Testing
Overview
Once you have a dataset with ground truth established for your policy rules guardrail, it is then possible to meaningfully test the guardrail to determine if it is performing as expected. The platform's dataset testing capabilities enable you to run both accuracy and variance tests on your policy rules guardrail.

Creating a Test
To create a test, navigate to the "Test" tab from the main navigation bar on the left side of the page and then click "Create Test Job" in the top right corner.
This will bring up a modal, where you first need to provide the name of the "Dataset" you are using to test and the guardrail you are testing.
Once you have selected your desired policy rules guardrail, you should see that you can set both the dataset sample size and the types of tests to run. We walk through these settings in the sections below.

Setting Dataset Sample Size
THe "Dataset Sample Size" section allows you to specify how many rows of the original dataset you wish to use for your test. You have the option of using 100% of the original dataset or some percentage of it - all the way down to a single row.
Specifying Test Types
There are two types of tests that can be run against a policy rules guardrail:
-
Accuracy Test: Measures the accuracy of rule results relative to ground truth across all classes - true, false, or unknown, both in aggregate and for each rule individually.
-
Variance Test: All rules are driven by the underlying questions used to gather specific data from the context.

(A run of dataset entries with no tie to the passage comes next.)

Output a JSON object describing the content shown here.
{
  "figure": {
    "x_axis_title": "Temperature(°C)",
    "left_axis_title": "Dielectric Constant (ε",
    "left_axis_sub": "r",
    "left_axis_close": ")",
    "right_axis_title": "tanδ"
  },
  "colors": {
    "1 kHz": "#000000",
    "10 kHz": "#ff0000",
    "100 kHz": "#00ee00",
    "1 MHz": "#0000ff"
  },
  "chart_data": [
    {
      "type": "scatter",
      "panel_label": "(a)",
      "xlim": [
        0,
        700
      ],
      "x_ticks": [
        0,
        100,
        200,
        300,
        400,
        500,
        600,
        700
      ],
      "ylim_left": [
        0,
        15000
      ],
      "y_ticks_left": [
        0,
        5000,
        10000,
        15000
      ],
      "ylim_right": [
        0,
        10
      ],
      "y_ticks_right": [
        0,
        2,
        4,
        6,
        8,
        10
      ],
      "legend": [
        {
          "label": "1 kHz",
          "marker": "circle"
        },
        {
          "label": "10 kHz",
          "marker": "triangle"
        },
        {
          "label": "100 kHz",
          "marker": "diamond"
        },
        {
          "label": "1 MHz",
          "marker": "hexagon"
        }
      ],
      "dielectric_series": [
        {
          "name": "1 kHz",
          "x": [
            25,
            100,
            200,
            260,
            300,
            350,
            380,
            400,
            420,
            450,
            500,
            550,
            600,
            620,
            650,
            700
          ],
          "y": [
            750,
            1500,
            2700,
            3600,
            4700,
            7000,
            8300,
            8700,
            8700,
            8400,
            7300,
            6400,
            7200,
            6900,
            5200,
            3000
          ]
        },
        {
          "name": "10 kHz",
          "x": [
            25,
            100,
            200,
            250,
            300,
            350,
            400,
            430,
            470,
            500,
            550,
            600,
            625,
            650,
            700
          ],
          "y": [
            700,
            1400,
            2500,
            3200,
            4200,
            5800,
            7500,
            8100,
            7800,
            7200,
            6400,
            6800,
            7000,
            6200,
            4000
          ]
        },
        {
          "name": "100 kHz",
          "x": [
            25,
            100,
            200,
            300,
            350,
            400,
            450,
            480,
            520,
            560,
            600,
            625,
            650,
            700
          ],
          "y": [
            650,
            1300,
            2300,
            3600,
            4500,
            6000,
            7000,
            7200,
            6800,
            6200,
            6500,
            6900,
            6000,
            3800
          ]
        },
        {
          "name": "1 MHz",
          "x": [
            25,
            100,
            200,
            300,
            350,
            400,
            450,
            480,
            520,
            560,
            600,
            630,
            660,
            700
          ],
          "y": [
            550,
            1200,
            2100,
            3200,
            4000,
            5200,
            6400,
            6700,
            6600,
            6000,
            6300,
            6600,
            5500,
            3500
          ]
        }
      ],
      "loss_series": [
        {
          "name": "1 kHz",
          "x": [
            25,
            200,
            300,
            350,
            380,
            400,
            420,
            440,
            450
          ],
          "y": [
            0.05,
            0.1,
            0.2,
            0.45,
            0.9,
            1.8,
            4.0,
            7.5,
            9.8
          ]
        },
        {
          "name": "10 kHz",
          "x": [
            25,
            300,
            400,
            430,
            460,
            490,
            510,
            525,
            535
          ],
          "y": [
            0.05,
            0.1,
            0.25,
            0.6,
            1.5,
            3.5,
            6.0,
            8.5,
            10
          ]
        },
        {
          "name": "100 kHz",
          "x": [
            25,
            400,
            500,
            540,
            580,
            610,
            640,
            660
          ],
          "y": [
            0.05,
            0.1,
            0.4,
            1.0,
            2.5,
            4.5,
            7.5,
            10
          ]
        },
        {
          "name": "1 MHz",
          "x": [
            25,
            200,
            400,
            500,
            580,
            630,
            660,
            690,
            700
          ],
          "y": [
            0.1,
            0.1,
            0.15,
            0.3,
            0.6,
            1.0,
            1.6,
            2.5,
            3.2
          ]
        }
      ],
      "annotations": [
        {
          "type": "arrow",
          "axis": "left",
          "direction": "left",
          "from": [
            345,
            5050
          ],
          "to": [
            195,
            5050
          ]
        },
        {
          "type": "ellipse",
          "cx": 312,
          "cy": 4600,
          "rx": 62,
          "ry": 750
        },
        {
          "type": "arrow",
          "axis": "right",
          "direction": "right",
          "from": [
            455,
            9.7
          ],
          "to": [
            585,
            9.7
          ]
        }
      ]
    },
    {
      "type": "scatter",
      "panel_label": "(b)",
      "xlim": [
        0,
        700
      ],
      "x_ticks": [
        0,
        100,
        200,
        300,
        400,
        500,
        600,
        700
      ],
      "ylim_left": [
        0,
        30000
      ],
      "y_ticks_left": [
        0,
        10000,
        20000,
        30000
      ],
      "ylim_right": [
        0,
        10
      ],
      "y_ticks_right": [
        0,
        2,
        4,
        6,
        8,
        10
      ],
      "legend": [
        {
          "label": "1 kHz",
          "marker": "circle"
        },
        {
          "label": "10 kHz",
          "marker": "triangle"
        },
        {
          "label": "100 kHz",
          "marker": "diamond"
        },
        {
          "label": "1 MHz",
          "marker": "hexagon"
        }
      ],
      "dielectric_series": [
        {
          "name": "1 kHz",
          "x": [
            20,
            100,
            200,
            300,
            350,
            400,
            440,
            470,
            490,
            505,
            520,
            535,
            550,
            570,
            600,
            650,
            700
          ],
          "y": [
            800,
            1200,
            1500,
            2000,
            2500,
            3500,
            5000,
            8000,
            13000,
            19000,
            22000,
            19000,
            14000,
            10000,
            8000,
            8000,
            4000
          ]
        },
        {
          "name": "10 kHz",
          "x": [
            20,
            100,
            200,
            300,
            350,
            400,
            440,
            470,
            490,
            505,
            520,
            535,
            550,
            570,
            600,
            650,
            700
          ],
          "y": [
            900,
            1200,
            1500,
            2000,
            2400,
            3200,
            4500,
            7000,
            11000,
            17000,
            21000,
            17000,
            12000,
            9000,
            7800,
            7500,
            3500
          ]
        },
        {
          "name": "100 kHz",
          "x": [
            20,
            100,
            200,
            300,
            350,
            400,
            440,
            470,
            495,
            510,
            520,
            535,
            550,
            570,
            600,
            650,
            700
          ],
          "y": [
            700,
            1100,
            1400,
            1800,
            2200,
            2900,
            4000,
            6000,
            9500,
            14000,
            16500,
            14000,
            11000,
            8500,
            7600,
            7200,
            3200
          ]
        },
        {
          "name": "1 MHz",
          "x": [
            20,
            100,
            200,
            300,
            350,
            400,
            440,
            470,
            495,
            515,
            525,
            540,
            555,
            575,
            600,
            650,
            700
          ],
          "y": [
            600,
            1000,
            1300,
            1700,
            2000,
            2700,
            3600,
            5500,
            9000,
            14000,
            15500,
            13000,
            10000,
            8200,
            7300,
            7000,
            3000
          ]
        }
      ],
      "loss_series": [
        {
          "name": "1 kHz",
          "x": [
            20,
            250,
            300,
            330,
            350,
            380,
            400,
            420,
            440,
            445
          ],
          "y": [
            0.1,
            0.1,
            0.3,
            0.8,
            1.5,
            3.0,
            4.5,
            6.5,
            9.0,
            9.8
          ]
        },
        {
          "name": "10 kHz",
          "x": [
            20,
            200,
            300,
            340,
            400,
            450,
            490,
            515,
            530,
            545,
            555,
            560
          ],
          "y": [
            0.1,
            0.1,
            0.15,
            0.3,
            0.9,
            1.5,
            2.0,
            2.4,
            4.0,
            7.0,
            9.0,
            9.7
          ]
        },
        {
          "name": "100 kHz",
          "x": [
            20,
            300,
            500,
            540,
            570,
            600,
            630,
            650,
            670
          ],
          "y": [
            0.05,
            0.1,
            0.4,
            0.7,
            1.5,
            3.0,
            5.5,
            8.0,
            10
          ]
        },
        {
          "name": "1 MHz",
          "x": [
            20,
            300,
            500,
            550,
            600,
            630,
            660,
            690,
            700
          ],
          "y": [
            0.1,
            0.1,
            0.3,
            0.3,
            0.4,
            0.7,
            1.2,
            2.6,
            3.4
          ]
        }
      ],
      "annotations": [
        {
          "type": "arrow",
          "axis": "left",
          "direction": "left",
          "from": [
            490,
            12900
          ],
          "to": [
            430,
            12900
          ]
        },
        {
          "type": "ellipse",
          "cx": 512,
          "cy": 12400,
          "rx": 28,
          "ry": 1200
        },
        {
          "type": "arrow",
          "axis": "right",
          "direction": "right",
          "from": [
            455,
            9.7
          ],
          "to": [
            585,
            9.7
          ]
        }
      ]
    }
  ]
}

The variance test measures the consistency of these responses across a specified number of runs of the policy rules guardrail.
Here you can elect to run one or the other, or both.
Excluding Synthetic Data
If you wish to exclude synthetic data from testing, you can do so by first selecting the test(s) of choice and then indicating that you only want to run the tests with gold records, meaning records that you have provided yourself and not had the system generate for you.

Analyzing Test Results
The test results generated for each dataset are broken up into two sections:
-
Accuracy Results: These are results for the rules themselves and how they performed against each of the rows in the dataset, where each dataset row is a single source content that was evaluated.
-
Variance Results: These are the results for the individual questions that are asked of the source content. They again are broken up first my question and then by rows in the dataset.
Accuracy Results
The accuracy results provide both an aggregate view of performance across all rules and their associated assertions, and then more granular performance for individual rules and assertions.
Aggregate Metrics
The aggregate metrics provided, referred to in the interface as "Overall Guardrail Metrics," are the following:
- Accuracy: Whether or not the responses where correct for each assertion relative to ground truth across all rows of the dataset.
- F1 Score: A macro F1 score, where F1 scores are computed for each class - true, false and unknown first - and then averaged into a single score.
- Precision: Measures the number of predicted positives relative to the number of actual positives for a given class. Like macro F1 score, this is computed for each class and then averaged.
- Recall: Measures the number of actual positives that were correctly found. This is computed in the same way as precision, described above.

Assert Metrics
The same metrics provided in aggregate are also provided for individual assertions associated with the policy rules guardrail's rules. The only difference here is that these metrics are computed only over each assertion's data, which again is the values returned for the assertion over each row in the original dataset. In addition to accuracy, F1 score, precision, and recall, a confusion matrix is also provided. This shows you how actual versus predicted values across all classes - true, false and unknown.

Variance Results
Variance is a statistical measure that describes how spread out a set of values is around their average. A low variance means values are close to the mean. A high variance means values are widely dispersed. The goal with the variance measure is to have low values across the board, because that indicates strong consistency in the results.
Here we are measuring the variance in question answers. Rules in the policy rules guardrail are tied to one or more assertions in the DSAIL. The assertions then have internal variables, and each one of these maps to one of these questions. This makes the consistency of the question responses critical to the performance of the policy rules guardrail. Each one of these questions is broken out individually in the variance resuls, and there is also an aggregate variance metric.
Each rule in the policy rules guardrail is tied to one or more assertions in the DSAIL, and each of these assertions has some number of questions associated with it. Each of these questions is broken out individually in the variance results, and there is also an average variance calculation.
Summary Metrics
In the "Summary Metrics" section, we currently provide a single metric, which is the average variance across all questions being used. This gives a general sense of how consistent performance is across all questions.
Question Metrics
On the main page, you can see both the variance for each individual question and the mode, which is the most common returned value for that question.
If you click into a given question, you will see the results returned for that question over each row in the dataset and however many iterations of the dataset you chose to run. This shows you detailed data on exactly what data went in to the variance calculations shown.